Shut up, Joe. Just SHUT UP.

Warning: rant ahead!

My God, would someone in Joe Paterno’s family just step up and shuffle the old fool off to a nursing home so he can babble at the walls or something? Doddering Old Joe has just come out with his latest explanation of where things went wrong:

Joe Paterno, in the midst of treatments for lung cancer, made his first public statements since being fired after 46 seasons at Penn State, telling The Washington Post he did not know how to deal with the situation when he received a report that his former defensive coordinator was accused of abusing a boy in the shower at the Penn State football facility.

“I didn’t know exactly how to handle it and I was afraid to do something that might jeopardize what the university procedure was,” he told The Post in an extensive interview at his home in State College, Pa. “So I backed away and turned it over to some other people, people I thought would have a little more expertise than I did. It didn’t work out that way.”

Paterno said that until assistant coach Mike McQueary, in 2002, approached him, he had “no inkling” of a possible dark side to Sandusky, according to The Post.

“He (McQueary) told me what he saw, and I said, what? He said it, well, looked like inappropriate, or fondling, I’m not quite sure exactly how he put it. I said you did what you had to do. It’s my job now to figure out what we want to do,” Paterno told The Post.
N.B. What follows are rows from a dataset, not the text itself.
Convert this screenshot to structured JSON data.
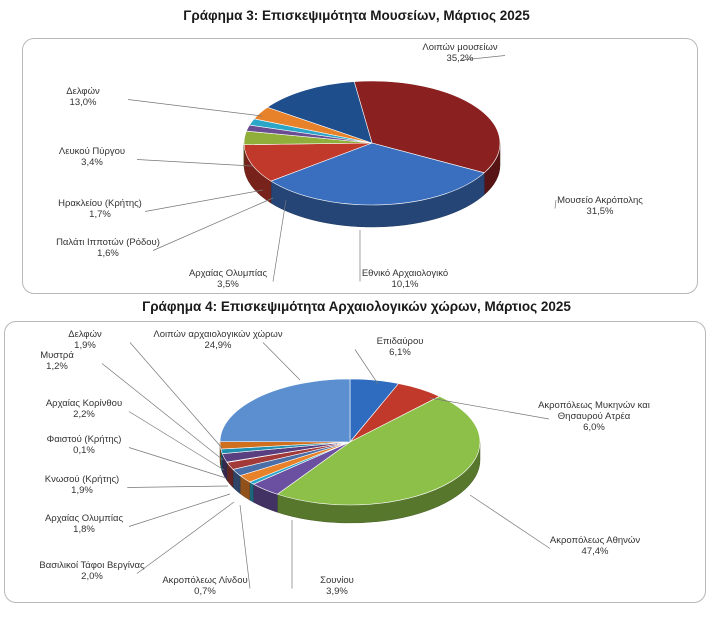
{
  "chart_data": [
    {
      "type": "pie",
      "title": "Γράφημα 3: Επισκεψιμότητα Μουσείων, Μάρτιος 2025",
      "slices": [
        {
          "label": "Λοιπών μουσείων",
          "value": 35.2,
          "value_label": "35,2%",
          "color": "#8b2020"
        },
        {
          "label": "Μουσείο Ακρόπολης",
          "value": 31.5,
          "value_label": "31,5%",
          "color": "#3a6fbf"
        },
        {
          "label": "Εθνικό Αρχαιολογικό",
          "value": 10.1,
          "value_label": "10,1%",
          "color": "#c0392b"
        },
        {
          "label": "Αρχαίας Ολυμπίας",
          "value": 3.5,
          "value_label": "3,5%",
          "color": "#8fae3a"
        },
        {
          "label": "Παλάτι Ιπποτών (Ρόδου)",
          "value": 1.6,
          "value_label": "1,6%",
          "color": "#6a4c93"
        },
        {
          "label": "Ηρακλείου (Κρήτης)",
          "value": 1.7,
          "value_label": "1,7%",
          "color": "#2aa6c8"
        },
        {
          "label": "Λευκού Πύργου",
          "value": 3.4,
          "value_label": "3,4%",
          "color": "#e8822a"
        },
        {
          "label": "Δελφών",
          "value": 13.0,
          "value_label": "13,0%",
          "color": "#1f4e8c"
        }
      ]
    },
    {
      "type": "pie",
      "title": "Γράφημα 4: Επισκεψιμότητα Αρχαιολογικών χώρων, Μάρτιος 2025",
      "slices": [
        {
          "label": "Επιδαύρου",
          "value": 6.1,
          "value_label": "6,1%",
          "color": "#2f6cc0"
        },
        {
          "label": "Ακροπόλεως Μυκηνών και Θησαυρού Ατρέα",
          "value": 6.0,
          "value_label": "6,0%",
          "color": "#c0392b"
        },
        {
          "label": "Ακροπόλεως Αθηνών",
          "value": 47.4,
          "value_label": "47,4%",
          "color": "#8dc048"
        },
        {
          "label": "Σουνίου",
          "value": 3.9,
          "value_label": "3,9%",
          "color": "#6b4fa0"
        },
        {
          "label": "Ακροπόλεως Λίνδου",
          "value": 0.7,
          "value_label": "0,7%",
          "color": "#2aa6c8"
        },
        {
          "label": "Βασιλικοί Τάφοι Βεργίνας",
          "value": 2.0,
          "value_label": "2,0%",
          "color": "#e8822a"
        },
        {
          "label": "Αρχαίας Ολυμπίας",
          "value": 1.8,
          "value_label": "1,8%",
          "color": "#4a6fa8"
        },
        {
          "label": "Κνωσού (Κρήτης)",
          "value": 1.9,
          "value_label": "1,9%",
          "color": "#a33a3a"
        },
        {
          "label": "Φαιστού (Κρήτης)",
          "value": 0.1,
          "value_label": "0,1%",
          "color": "#7a9a3a"
        },
        {
          "label": "Αρχαίας Κορίνθου",
          "value": 2.2,
          "value_label": "2,2%",
          "color": "#5a3f80"
        },
        {
          "label": "Μυστρά",
          "value": 1.2,
          "value_label": "1,2%",
          "color": "#2090b0"
        },
        {
          "label": "Δελφών",
          "value": 1.9,
          "value_label": "1,9%",
          "color": "#d0701e"
        },
        {
          "label": "Λοιπών αρχαιολογικών χώρων",
          "value": 24.9,
          "value_label": "24,9%",
          "color": "#5b8fd0"
        }
      ]
    }
  ]
}
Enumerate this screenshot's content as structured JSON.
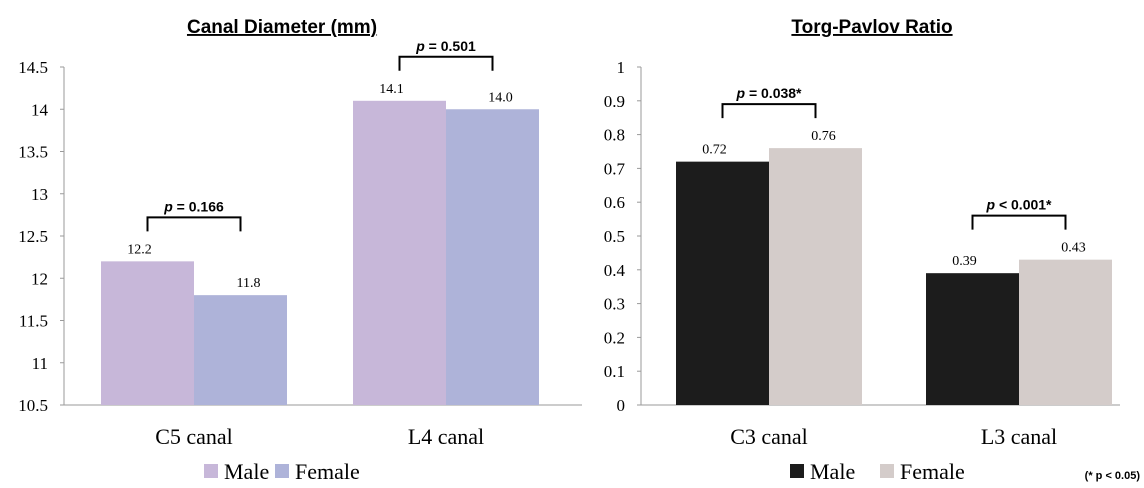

“So I sat around. It was a Saturday. Waited till Sunday because I wanted to make sure I knew what I was doing. And then I called my superiors and I said, ‘Hey, we got a problem, I think. Would you guys look into it?’ Cause I didn’t know, you know. We never had, until that point, 58 years I think, I had never had to deal with something like that. And I didn’t feel adequate.”

Paterno affirmed reports that McQueary was not specific in describing what he allegedly saw, and he told The Post that even if he did, “I don’t know that it would have done any good, because I never heard of, of, rape and a man. So I just did what I thought was best. I talked to people that I thought would be, if there was a problem, that would be following up on it.”

I cannot believe this. Once again it’s “I just punted it upstairs”. He didn’t know what to do? Is there anyone out there who thinks that this is really that hard a question? He “was afraid to do something that might jeopardize what the University procedure was“? Is he kidding? He was Joe F***ing Paterno. I’m willing to bet that even if he somehow screwed up some PSU ‘special procedure for reporting crimes‘, nobody — not one person — would have complained or called him on it. He would not have gotten in trouble in any way. Why?

Because he was Joe F***ing Paterno, that’s why.

We’re talking about a man who was (and, in some camps, continues to be) worshiped for some inexplicable reason. Does anyone think for one second that Paterno would have received even so much as a mildly-stern talking-to had he somehow “broken PSU procedure” in the course of reporting a possible felony committed against a child?

Somebody, please, shut Doddering Old Joe up.